Donc, « je dois voir par moi-même », apprendre à bien distinguer « ce qui est » des créations purement mentales. Et le meilleur endroit et la meilleure action pour cela c'est la vie de tous les jours avec mes relations aux autres, c'est dans cette confrontation avec le réel que je peux voir ce qui est issu d'une théorie. Et voyez bien cette bénédiction véritable, plus vous comprenez le mécanisme des théories, plus vous vous en libérez, alors  cette liberté vous rend disponible pour le monde tel qu'il est.

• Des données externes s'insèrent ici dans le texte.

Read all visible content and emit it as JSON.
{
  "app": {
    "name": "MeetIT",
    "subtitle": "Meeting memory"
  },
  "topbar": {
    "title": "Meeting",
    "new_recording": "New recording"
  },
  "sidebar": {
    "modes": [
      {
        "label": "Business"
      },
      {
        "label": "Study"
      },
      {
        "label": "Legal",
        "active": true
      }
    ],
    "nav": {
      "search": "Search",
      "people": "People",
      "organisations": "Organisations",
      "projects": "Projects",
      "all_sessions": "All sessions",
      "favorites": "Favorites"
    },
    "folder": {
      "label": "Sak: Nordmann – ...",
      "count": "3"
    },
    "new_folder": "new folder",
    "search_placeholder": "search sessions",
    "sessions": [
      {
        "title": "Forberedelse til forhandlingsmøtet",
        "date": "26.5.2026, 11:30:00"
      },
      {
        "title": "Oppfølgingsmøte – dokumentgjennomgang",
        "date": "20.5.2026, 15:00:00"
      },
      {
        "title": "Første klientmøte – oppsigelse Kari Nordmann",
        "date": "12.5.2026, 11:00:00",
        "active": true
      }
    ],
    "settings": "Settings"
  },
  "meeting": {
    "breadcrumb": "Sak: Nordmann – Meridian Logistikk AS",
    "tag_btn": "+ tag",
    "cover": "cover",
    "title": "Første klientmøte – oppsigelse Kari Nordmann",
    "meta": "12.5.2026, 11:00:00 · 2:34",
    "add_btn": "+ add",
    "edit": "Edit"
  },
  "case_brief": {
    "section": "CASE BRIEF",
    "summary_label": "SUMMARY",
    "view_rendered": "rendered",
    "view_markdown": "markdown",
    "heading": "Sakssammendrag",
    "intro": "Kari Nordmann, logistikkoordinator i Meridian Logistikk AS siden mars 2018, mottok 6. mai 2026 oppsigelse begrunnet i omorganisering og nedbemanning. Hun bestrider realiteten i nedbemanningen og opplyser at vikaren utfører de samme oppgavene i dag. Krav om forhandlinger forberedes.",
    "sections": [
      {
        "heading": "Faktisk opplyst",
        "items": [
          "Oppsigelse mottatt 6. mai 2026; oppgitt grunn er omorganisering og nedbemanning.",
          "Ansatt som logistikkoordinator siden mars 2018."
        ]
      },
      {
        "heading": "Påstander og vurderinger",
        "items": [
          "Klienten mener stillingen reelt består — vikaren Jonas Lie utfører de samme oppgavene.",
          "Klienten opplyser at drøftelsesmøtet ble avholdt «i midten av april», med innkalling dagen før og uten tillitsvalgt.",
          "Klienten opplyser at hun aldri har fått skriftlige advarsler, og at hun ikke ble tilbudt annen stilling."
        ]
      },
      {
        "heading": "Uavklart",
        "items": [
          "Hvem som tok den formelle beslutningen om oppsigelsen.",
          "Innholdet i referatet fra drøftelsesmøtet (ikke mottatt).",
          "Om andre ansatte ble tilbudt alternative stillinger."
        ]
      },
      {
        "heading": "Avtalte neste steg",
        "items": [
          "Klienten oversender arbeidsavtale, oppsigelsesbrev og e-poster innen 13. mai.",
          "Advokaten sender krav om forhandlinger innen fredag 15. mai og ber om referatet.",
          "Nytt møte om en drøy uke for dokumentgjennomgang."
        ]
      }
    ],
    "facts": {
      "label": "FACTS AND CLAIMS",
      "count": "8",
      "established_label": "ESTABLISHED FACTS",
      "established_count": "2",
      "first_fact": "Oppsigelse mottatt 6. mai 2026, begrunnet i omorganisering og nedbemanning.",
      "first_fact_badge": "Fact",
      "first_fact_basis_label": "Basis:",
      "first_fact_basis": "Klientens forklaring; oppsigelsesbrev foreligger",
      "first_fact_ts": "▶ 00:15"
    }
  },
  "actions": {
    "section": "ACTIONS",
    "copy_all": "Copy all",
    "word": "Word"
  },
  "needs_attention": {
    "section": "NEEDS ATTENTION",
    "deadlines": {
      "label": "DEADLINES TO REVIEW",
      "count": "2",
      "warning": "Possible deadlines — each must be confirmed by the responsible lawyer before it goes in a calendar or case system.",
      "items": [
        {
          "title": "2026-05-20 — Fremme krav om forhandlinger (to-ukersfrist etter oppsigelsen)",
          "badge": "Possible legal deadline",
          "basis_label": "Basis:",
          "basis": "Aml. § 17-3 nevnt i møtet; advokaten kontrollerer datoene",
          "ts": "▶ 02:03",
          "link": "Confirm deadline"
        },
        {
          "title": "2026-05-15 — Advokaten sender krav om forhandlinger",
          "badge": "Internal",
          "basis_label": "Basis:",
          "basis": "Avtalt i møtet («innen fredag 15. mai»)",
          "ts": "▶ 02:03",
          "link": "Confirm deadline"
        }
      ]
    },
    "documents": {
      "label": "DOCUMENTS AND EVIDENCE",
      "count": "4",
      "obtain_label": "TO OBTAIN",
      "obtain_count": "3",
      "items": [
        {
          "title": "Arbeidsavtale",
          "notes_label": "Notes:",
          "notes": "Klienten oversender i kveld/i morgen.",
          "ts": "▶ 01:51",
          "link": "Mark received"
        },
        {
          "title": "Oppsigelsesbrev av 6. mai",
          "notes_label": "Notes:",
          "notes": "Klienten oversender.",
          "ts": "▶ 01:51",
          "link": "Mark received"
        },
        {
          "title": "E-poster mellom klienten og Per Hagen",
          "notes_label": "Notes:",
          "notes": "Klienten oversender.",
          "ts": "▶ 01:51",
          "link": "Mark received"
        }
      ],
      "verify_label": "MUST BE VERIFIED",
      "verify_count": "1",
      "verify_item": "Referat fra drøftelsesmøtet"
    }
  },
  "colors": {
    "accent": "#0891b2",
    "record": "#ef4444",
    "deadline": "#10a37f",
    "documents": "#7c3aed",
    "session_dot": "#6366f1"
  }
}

  L'observation, l'attention sont les actions les plus importantes qui soient, plus vous apprenez à voir, plus vous êtes sensible ; et dans cette action regardez bien, vous « apprenez » sans cesse, vous découvrez sans arrêt.

 

  Par cette attention calme à « ce qui est », on découvre ce qu'est voir.

 

  - Ce mouvement alors ne peut avoir de fin, le savoir n'existe plus, de même que le temps;

  - Vous êtes hors de l'histoire, alors véritablement se crée un autre monde.

 

 

 
  Paul Pujol, "Correspondances".

  Editions Relations et Connaissance de soi.

  "Voir par soi-même", pages 24 à 28.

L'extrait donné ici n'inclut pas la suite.